Bangladesh’s promise to do better in the next series seems to be never ending. Bangladesh tasted some ODI successes in 2007 but Test cricket remained a mystery to the young Tigers. After a credible performance in the home series against Australia in April 2006, Bangladesh were forced to take a break from Test cricket for 13 months by the administrators of the game. Bangladesh never looked the same team after resuming Test cricket in May 2007 with a home series against India. Much have been said by the Bangladesh think tanks including senior players about the potential damage done by the unwanted break to defend the awful performances and now this should put to a rest.
Whatever happened after their resumption of Test cricket, Bangladesh is taking too long to settle in the longer version of the game and time has come to put all the excuses behind and perform like an international outfit.
After two poor series against India and Sri Lanka when Bangladesh finally found a coach in Siddons, a change in performance was expected by most of the Bangladesh fans. Bangladesh’s typical roller coaster performance in the New Zealand series, which was his first series with the Tigers, failed to impress the critics for due reasons and the bandwagon against the Test status of Bangladesh is still rife. It can be argued that Siddons didn’t get enough time to make an impact before the New Zealand series which is probably valid, but no such argument can be put forward about the upcoming home series against South Africa.
This time Bangladesh have the home advantage, the freedom to make a suitable wicket for them and Siddons had enough time to gauge his boys, and work on their potential strengths and weaknesses. Siddons also claimed that he has found the core players for a future Bangladesh team; as always everything looks promising except the performance. The “talented” labelled Bangladeshi cricketers should realise the importance of consistent performance over once in a blue moon display of “super talents”. It must start from somewhere and after eight years into the Test cricket, it’s better not to prolong the not-so-pleasing wait of the well wishers and cricket followers.
South Africa is touring Bangladesh with a full strength team and they will be eager to add another series to their bag before travelling to India. Although their series preparation was badly hampered by the “Quota” row, but the quality of the South African cricket should be enough to overcome such hindrances. Bangladesh need to play exceptionally well to make the uneasiness of the Saffers regarding the issue visible.
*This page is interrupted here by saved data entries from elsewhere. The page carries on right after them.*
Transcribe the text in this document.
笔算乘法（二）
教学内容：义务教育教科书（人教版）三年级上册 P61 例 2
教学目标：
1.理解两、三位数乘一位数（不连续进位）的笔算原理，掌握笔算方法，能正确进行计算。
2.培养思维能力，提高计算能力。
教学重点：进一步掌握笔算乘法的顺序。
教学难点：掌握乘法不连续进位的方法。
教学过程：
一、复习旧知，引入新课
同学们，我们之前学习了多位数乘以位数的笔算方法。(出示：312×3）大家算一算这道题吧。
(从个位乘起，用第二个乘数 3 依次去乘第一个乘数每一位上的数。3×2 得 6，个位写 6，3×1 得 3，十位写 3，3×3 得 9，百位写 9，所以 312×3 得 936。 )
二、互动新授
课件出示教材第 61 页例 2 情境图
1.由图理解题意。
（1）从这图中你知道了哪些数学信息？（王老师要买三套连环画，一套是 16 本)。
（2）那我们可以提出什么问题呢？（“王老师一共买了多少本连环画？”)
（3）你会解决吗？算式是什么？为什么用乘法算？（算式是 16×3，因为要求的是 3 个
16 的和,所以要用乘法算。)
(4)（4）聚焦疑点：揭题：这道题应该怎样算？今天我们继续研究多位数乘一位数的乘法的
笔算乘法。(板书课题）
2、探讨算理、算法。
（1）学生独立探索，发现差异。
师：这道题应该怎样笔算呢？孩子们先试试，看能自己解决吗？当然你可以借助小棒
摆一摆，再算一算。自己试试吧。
The series bears a special significance to Bangladesh as it will be the last hurrah for the veteran SLA Mohammad Rafique who was one of the rare Test standard cricketers of Bangladesh. The religious fashion of Bangladesh’s batting failure never offered enough runs to play with, still Rafique produced some exceptional rear guard on numerous occasions with his simple yet venomous spin which are rare fond memories for the Bangladesh fans. He deserves a respectable farewell from his colleagues and there can be nothing better than a good batting total to give Rafique a last chance to exploit the spin weakness of the Saffers.
It’s always difficult to write about Bangladesh batting as they always find innovative ways to get out and rare glimpses of performances are always followed by frustration. The slow and low dusty wickets of Bangladesh should suit Bangladeshi style of batting and they have reasonably good batting line-up to post some challenging totals against the pace dominating South African attack. Ntini, Steyn, Morkel all are devastating fast bowlers in friendly conditions but Bangladesh pitches will offer little assistance to their style of bowling. Bangladesh can take heart from the absence of Paul Harris, who recently enjoyed success against Pakistan, and Shaun Pollock who always enjoyed success in the sub-continent.
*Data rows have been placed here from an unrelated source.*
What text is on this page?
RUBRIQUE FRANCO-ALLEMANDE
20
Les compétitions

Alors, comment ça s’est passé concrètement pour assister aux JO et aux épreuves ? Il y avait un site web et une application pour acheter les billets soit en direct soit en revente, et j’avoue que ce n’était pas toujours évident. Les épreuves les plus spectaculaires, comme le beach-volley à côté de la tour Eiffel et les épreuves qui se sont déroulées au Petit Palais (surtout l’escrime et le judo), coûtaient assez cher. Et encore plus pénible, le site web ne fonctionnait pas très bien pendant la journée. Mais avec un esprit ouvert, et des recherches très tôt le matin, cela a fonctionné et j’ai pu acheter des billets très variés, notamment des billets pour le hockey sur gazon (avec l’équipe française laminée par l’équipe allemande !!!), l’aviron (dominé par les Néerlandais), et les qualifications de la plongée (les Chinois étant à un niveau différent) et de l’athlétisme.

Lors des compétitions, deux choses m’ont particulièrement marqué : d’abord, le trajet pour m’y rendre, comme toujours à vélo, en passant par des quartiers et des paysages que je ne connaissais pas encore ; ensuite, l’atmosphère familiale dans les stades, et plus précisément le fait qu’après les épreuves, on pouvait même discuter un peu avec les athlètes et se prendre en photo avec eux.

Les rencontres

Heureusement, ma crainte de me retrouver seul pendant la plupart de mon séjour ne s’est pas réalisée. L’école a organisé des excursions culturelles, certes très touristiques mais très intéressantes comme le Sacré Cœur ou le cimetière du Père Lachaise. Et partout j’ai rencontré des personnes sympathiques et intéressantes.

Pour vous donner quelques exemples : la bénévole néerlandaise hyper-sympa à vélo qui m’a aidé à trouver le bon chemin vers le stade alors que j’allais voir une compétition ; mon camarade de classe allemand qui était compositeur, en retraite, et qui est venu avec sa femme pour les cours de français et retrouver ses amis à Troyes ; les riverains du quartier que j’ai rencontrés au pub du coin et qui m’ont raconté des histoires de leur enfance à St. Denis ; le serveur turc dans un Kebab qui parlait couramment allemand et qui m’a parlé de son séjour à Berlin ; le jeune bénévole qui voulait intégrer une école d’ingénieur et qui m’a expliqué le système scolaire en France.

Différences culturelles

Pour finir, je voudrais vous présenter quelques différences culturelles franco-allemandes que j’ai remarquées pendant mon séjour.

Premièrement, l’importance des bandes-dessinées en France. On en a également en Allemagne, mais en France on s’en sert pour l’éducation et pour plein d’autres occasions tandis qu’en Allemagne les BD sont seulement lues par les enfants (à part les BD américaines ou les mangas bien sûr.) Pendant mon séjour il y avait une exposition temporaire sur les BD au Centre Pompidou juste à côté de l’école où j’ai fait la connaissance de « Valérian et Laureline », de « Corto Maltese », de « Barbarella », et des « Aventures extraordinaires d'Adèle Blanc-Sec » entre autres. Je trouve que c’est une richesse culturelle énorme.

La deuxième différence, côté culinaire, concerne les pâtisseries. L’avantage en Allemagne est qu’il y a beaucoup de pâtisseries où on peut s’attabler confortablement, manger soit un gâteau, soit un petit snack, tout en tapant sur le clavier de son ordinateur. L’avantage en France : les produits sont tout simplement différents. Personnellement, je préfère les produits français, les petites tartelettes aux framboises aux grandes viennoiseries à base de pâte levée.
South Africans were once dubbed as the “Bunnies of Spinners”; they have come a long way and recently enjoyed success in the spinner friendly conditions, but still have weaknesses against the quality left arm spins. Bangladesh’s recent triumph against the Saffers in 2007 ODI world cup, which is their solitary success in all forms of the game against the Proteas, in Guyana was scripted by the SLA trio who strangulated them in the middle. Mohammad Rafique and Enamul Haque Jr. duo are able to generate similar asphyxiating feeling in suitable conditions and they will be Bangladesh’s main weapon against the formidable South African batting line-up. If the new ball duo Mashrafe Mortaza and Shahadat Hossain can create some early breakthrough, spinners will be able to utilize the conditions and dominate the play. But first of all the batsmen must score some runs to create a sense of competitiveness.
Bangladesh has greater chance to taste success in the ODI series which will follow the Test series, but it’s the Test performance which will come under microscope of the cricket pundits and a good Test series will definitely bolster Bangladesh’s chances to register some ODI wins.
Recently every Bangladesh series starts with some promise and ends with some frustration. Bangladesh seems to end up with more questions to answer after some inexplicable displays on the field. Will South Africa series be the beginning of the end of this unpleasant cycle?